LES FOIRES ET MARCHES DANS LA REGION DE CHÂTEAUBRIANT
D’après le livre "foires et marchés en Bretagne", de M. Duval :
DERVAL en 1451 a été doté de trois foires et marchés, lorsque l’ancienne châtellenie de Derval a été érigée en baronnie par la volonté du Duc Pierre II. Par la suite, pour des raisons diverses, et notamment en raison des rivalités entre le Connétable de Montmorency et le Duc de Mercoeur au XVIème siècle, ces foires n’ont pas été régulièrement approvisionnées. A la fin du XVIIème siècle, 3 foires annuelles sont signalées à Derval mais sont vite déchues au profit de celles de Nozay. Au XVIIIème siècle, la subdélégation de Derval avait 3 marchés à Nozay, Fougeray et Blain et comptait 15 foires régulières dans ces bourgs et dans ceux de Conquereuil, Joué, Abbaretz et Pierric.

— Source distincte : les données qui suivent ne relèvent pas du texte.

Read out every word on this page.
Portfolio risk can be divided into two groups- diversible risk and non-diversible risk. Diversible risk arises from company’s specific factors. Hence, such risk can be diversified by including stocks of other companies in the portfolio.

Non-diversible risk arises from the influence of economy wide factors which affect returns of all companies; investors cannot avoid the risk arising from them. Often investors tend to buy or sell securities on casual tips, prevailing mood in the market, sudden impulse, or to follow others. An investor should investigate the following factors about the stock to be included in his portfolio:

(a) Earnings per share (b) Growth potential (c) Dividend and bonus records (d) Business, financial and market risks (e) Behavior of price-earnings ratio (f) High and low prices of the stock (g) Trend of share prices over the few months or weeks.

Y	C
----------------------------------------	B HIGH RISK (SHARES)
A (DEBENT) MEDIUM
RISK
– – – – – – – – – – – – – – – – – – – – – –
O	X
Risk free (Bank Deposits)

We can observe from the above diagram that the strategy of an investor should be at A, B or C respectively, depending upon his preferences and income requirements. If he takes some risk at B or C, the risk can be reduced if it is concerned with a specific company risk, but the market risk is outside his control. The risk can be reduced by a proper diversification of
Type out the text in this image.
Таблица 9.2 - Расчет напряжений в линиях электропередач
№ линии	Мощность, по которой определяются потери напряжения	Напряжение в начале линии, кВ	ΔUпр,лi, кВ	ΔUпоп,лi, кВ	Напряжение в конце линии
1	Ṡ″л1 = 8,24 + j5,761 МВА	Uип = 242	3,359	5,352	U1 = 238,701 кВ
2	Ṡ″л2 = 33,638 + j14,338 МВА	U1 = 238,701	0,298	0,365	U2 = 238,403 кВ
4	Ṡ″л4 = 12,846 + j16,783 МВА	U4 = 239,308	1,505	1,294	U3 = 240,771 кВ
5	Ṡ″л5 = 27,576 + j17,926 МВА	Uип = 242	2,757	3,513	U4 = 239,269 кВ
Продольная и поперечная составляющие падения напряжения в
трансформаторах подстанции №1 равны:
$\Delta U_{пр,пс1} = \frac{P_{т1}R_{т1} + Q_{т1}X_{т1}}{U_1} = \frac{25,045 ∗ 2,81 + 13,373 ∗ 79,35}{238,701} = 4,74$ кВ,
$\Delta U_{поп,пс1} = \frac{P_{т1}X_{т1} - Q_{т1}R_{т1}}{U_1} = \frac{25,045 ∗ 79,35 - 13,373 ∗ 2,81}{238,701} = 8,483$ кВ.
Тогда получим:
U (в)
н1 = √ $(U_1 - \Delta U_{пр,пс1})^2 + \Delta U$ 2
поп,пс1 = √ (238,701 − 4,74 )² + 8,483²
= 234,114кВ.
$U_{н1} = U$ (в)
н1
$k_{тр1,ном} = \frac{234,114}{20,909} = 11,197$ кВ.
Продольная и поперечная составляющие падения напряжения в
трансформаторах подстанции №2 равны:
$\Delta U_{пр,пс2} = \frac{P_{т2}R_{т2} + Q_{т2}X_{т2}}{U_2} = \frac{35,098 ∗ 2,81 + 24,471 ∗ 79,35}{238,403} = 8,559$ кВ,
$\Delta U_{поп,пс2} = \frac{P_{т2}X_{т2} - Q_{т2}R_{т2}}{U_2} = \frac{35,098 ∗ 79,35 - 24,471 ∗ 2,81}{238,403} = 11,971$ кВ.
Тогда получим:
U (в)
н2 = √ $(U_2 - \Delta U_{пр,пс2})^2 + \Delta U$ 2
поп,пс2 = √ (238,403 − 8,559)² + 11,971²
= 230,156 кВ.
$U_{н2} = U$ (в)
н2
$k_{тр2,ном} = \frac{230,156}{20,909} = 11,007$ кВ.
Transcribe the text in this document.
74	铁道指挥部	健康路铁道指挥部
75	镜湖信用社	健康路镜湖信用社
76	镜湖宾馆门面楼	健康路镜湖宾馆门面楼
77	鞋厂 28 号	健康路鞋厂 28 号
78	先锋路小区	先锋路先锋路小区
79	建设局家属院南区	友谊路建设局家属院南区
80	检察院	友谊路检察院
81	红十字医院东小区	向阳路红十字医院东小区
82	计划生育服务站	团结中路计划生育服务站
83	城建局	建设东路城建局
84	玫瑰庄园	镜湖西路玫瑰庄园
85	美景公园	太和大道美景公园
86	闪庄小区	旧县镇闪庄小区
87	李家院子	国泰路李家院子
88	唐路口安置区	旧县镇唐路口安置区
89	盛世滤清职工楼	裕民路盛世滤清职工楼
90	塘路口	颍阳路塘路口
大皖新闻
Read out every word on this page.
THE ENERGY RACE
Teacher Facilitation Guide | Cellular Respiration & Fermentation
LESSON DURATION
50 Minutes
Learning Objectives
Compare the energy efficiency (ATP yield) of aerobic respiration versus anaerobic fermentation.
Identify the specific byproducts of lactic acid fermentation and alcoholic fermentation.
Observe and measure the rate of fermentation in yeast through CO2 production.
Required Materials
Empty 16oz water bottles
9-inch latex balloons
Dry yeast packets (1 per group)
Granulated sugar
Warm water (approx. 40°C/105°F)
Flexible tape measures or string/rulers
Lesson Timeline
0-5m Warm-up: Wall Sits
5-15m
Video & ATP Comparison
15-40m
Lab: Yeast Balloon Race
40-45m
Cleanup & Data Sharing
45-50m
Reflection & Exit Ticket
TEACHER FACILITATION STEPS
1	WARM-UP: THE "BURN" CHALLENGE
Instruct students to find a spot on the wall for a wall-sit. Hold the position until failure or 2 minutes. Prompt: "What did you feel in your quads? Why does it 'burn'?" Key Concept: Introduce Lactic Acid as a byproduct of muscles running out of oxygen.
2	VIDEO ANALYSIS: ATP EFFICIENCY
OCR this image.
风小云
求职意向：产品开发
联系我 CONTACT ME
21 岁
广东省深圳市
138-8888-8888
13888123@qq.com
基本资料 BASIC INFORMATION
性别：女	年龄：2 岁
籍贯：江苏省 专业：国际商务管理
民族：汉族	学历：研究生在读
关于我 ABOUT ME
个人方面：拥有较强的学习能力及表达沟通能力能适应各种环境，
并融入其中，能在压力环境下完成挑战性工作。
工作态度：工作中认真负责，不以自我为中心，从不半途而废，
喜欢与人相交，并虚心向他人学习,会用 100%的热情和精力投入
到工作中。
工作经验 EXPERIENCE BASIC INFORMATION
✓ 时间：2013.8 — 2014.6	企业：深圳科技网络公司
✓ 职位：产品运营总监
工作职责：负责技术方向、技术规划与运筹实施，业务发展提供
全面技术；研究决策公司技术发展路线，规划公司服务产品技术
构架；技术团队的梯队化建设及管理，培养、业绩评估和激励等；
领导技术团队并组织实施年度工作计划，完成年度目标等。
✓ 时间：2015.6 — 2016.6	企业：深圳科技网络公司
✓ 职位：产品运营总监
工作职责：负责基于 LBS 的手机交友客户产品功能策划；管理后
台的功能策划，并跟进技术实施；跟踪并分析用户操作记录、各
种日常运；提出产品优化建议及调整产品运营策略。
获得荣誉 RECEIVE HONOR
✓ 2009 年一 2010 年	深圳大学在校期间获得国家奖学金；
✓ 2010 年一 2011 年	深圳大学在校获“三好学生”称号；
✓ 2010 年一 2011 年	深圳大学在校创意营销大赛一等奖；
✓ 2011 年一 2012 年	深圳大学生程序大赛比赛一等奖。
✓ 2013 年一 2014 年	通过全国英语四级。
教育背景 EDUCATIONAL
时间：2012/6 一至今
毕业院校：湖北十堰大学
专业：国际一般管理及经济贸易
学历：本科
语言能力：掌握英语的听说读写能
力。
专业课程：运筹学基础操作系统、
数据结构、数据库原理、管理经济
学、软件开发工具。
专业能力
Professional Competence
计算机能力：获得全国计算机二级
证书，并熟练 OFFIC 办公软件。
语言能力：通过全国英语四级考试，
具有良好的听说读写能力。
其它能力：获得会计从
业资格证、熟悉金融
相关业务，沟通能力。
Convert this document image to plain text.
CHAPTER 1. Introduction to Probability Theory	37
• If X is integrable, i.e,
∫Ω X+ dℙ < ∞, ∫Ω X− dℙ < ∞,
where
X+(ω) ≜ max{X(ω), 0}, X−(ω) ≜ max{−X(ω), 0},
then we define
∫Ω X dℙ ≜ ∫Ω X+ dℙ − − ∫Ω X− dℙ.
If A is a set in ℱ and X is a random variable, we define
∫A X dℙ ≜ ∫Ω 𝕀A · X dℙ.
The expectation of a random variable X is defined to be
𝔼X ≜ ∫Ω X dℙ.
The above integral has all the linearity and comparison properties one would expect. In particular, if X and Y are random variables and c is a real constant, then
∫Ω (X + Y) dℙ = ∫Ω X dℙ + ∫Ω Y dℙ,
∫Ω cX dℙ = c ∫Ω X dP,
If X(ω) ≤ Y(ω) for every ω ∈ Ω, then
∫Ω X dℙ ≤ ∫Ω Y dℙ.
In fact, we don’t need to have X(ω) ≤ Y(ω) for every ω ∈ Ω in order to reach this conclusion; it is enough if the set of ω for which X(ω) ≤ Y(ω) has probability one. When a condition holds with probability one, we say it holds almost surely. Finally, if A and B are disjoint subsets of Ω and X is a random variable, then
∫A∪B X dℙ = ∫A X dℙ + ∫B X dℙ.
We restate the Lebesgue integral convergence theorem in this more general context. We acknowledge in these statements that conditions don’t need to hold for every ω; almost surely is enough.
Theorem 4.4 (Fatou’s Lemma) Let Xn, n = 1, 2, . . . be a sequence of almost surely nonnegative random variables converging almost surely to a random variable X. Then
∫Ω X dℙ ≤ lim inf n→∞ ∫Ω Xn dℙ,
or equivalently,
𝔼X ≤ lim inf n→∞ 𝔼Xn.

A BLAIN, au XVème siècle, le Vicomte de Rohan partageait avec le Duc Jean V le produit des coutumes de la foire de la Saint Laurent qui se tenait sur la Prée au Duc. A la fin du XVIIème siècle, Blain a plusieurs foires annuelles.
A ISSE, en 1419, Béatrix de La Lande, Dame de Derval en Issé, se fait concéder par le Duc Jean V, deux marchés à tenir au bourg.
A ROUGE, le 4 juin 1597, le connétable de Montmorency, baron de Châteaubriant, obtenait du Roi l’institution d’un marché et de 4 foires dans la ville de Rougé.
A ST JULIEN DE VOUVANTES, en 1748, un marché hebdomadaire a été institué et aboli deux ans plus tard. Il ne s’y tenait plus ensuite qu’une foire par an.
AU GAVRE et à VRITZ, en juin et juillet 1407, un marché et trois foires annuelles ont été instituées par le Duc Jean V.
Au vieux couvent de BRILLANGAULT, en lisière de la forêt de Domneiche, près de l’étang de la Hunaudière, avait lieu une foire très fréquentée qui ne sera supprimée qu’à la veille de la Révolution.
En 1764, des marchés se tenaient régulièrement à Nozay (le lundi), à La Guerche (le mardi), à Châteaubriant (le mercredi), à Martigné - Ferchaud (le vendredi).
A LA GUERCHE, l’existence d’un marché hebdomadaire le mardi est attestée dès avant 1181. La commune possédait des halles au XIIIème siècle puisque, dès 1206 les Bénédictins, qui venaient de s’installer, percevaient le dixième des droits de cohuage pour l’entretien de leur chapitre. Le 8 septembre s’ouvraient les "Foires Angevines" (dont l’appellation subsiste de nos jours) qui duraient toute une semaine.
A SAINT AUBIN DES CHATEAUX, en 1776, le ministre Trudaine, refusant que soient ressuscitées les 8 foires et le marché hebdomadaire, n’autorisa que deux foires et un simple marché tous les samedis.
ET DE NOS JOURS ?
Des marchés hebdomadaires ont lieu :
le lundi à Bain de Bretagne, Candé, Vitré
le mardi à La Guerche
le mercredi à Châteaubriant et Janzé
le jeudi à Ancenis et Pouancé
le vendredi à Renazé et Nort sur Erdre (par quinzaine) et un mini marché à Guéméné Penfao
le samedi à Derval, Nozay (par quinzaine), Angers et Laval
Des foires se tiennent annuellement à Châteaubriant (Béré), Bain de Bretagne, Nort sur Erdre, La Guerche ("les Angevines"), Janzé et Nozay (Foire de la Ste Catherine), pour ne citer que les plus importantes.